Çocuklara müziği sevdirirsek, dünyanın geleceği kurtulur

Dünyaca ünlü keman virtüözü Cihat Aşkın, çocuklara müziği sevdirmek için 'Cihat Aşkın ve Küçük Arkadaşları (CAKA)' projesini hayata geçirdi. Müziğin, dünyanın kuruluşundan beri hayatımızda olduğunu söyleyen Cihat Aşkın ile çocuklara müziği ve sanatı sevdirmenin yollarını konuştuk.

Haberin Devamı

Bir çocuktaki müzik duygusu ne zaman başlar?
Her çocuk, bir aile ortamına doğuyor. Aile ortamındaki hava nasılsa, çocuk için de gelecekte öyle bir ortam gelişiyor. Yani anne babanın bir çocuğun yetişebileceği huzur ortamını evde sağlaması gerekiyor. Bu noktada, çocuk eğitimine başlamadan önce mutlaka aile eğitimini sağlamak gerekiyor.
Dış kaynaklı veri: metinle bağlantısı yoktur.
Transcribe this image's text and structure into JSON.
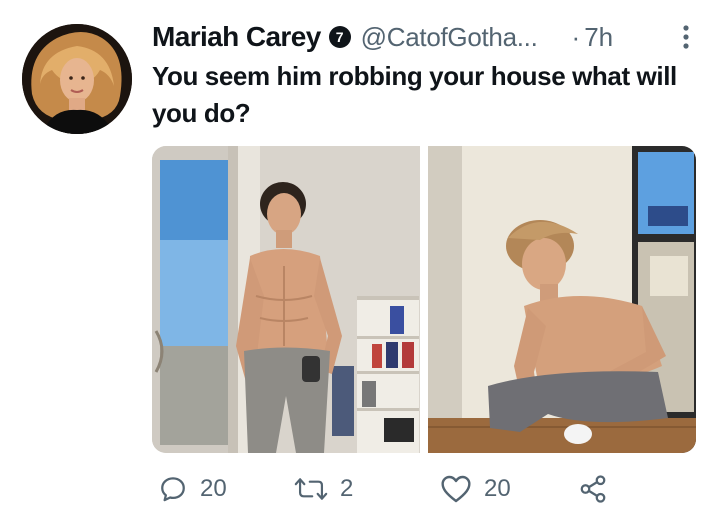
{
  "tweet": {
    "author": {
      "display_name": "Mariah Carey",
      "badge": "7",
      "handle": "@CatofGotha...",
      "avatar_icon": "profile-avatar"
    },
    "time_separator": "·",
    "time": "7h",
    "more_icon": "more-vertical-icon",
    "text": "You seem him robbing your house what will you do?",
    "media": [
      {
        "description": "photo-left",
        "icon": "photo"
      },
      {
        "description": "photo-right",
        "icon": "photo"
      }
    ],
    "actions": {
      "reply": {
        "icon": "reply-icon",
        "count": "20"
      },
      "retweet": {
        "icon": "retweet-icon",
        "count": "2"
      },
      "like": {
        "icon": "heart-icon",
        "count": "20"
      },
      "share": {
        "icon": "share-icon"
      }
    }
  },
  "colors": {
    "text_primary": "#0f1419",
    "text_secondary": "#536471",
    "background": "#ffffff"
  }
}
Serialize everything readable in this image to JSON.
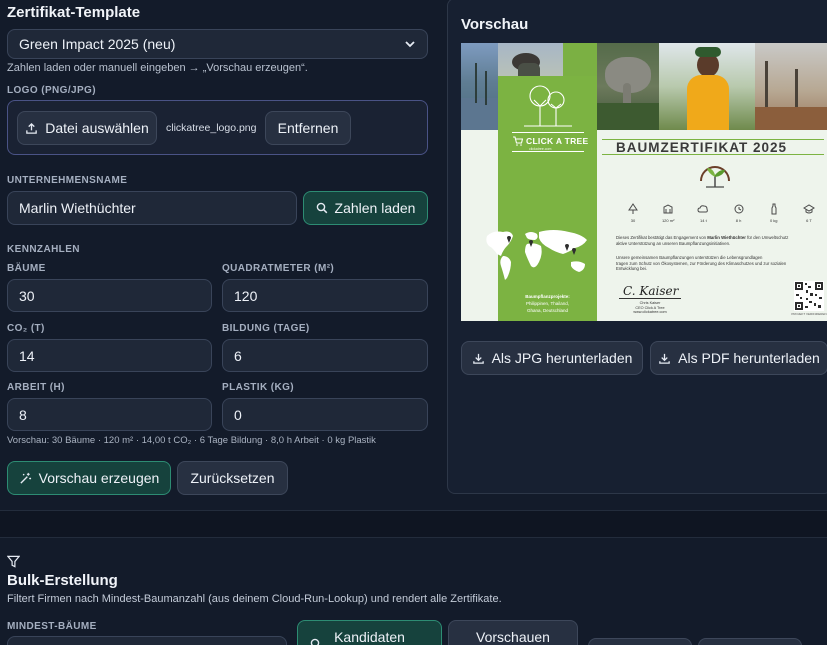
{
  "template": {
    "title": "Zertifikat-Template",
    "select_value": "Green Impact 2025 (neu)",
    "hint": "Zahlen laden oder manuell eingeben → „Vorschau erzeugen“.",
    "logo_label": "LOGO (PNG/JPG)",
    "choose_file_label": "Datei auswählen",
    "file_name": "clickatree_logo.png",
    "remove_label": "Entfernen",
    "company_label": "UNTERNEHMENSNAME",
    "company_value": "Marlin Wiethüchter",
    "load_numbers_label": "Zahlen laden",
    "metrics_label": "KENNZAHLEN",
    "trees_label": "BÄUME",
    "trees_value": "30",
    "sqm_label": "QUADRATMETER (M²)",
    "sqm_value": "120",
    "co2_label": "CO₂ (T)",
    "co2_value": "14",
    "education_label": "BILDUNG (TAGE)",
    "education_value": "6",
    "work_label": "ARBEIT (H)",
    "work_value": "8",
    "plastic_label": "PLASTIK (KG)",
    "plastic_value": "0",
    "summary": "Vorschau: 30 Bäume · 120 m² · 14,00 t CO₂ · 6 Tage Bildung · 8,0 h Arbeit · 0 kg Plastik",
    "generate_label": "Vorschau erzeugen",
    "reset_label": "Zurücksetzen"
  },
  "preview": {
    "title": "Vorschau",
    "download_jpg": "Als JPG herunterladen",
    "download_pdf": "Als PDF herunterladen",
    "certificate": {
      "brand": "CLICK A TREE",
      "brand_url": "clickatree.com",
      "heading": "BAUMZERTIFIKAT 2025",
      "stats": [
        "30",
        "120 m²",
        "14 t",
        "8 h",
        "0 kg",
        "6 T"
      ],
      "text1_a": "Dieses Zertifikat bestätigt das Engagement von",
      "text1_name": "Marlin Wiethüchter",
      "text1_b": "für den Umweltschutz",
      "text1_c": "aktive Unterstützung an unseren Baumpflanzungsinitiativen.",
      "text2_a": "Unsere gemeinsamen Baumpflanzungen unterstützen die Lebensgrundlagen",
      "text2_b": "tragen zum Schutz von Ökosystemen, zur Förderung des Klimaschutzes und zur sozialen",
      "text2_c": "Entwicklung bei.",
      "projects_title": "Baumpflanzprojekte:",
      "projects_line1": "Philippinen, Thailand,",
      "projects_line2": "Ghana, Deutschland",
      "signature": "C. Kaiser",
      "signer_name": "Chris Kaiser",
      "signer_role": "CEO Click A Tree",
      "signer_url": "www.clickatree.com",
      "qr_label": "PROJEKT VERIFIZIEREN"
    }
  },
  "bulk": {
    "title": "Bulk-Erstellung",
    "description": "Filtert Firmen nach Mindest-Baumanzahl (aus deinem Cloud-Run-Lookup) und rendert alle Zertifikate.",
    "min_trees_label": "MINDEST-BÄUME",
    "candidates_label": "Kandidaten",
    "previews_label": "Vorschauen"
  },
  "colors": {
    "background": "#131b2a",
    "accent_green": "#2d8c73",
    "cert_green": "#7cb342"
  }
}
Bizim, ‘Cihat Aşkın ve Küçük Arkadaşları (CAKA)’ adlı bir projemiz var. Bu projede biz sadece çocukların değil, ailelerin eğitimini de çok önemsiyoruz. Çünkü çocuğun müzikle olan ilişkisi, annesinin ona söylediği ninni ile başlıyor. Bebek için kalp atışları ve ninni iki önemli unsur. İşte bu ikili müziğin ilk hali… Üstelik çocuk anne karnındayken belli bir salınma içerisinde. O salınma daha sonra beşikte sallanma ve ninni ile devam ediyor. Çocuğun kucağa alıp sallanması, bebeğin anne tenini ve kokusunu hissetmesi çok önemli! Bebeğin kucakta veya beşikte sallanması, bir nevi anne karnındaki sallanmanın harici dünyada devam etmesi anlamına geliyor. Kalp atışları ise annenin ona verdiği ritim. O ritim daha sonra çok önemli bir kavrama yol açıyor. Çocuğun günlük hayatındaki düzen ve dünyanın düzeni… Yani büyük evren!

Haberin Devamı

Çocuklara müziği sevdirirsek, dünyanın geleceği kurtulur

Bu aslında müzikle ve sanatla ilk tanışma, öyle mi?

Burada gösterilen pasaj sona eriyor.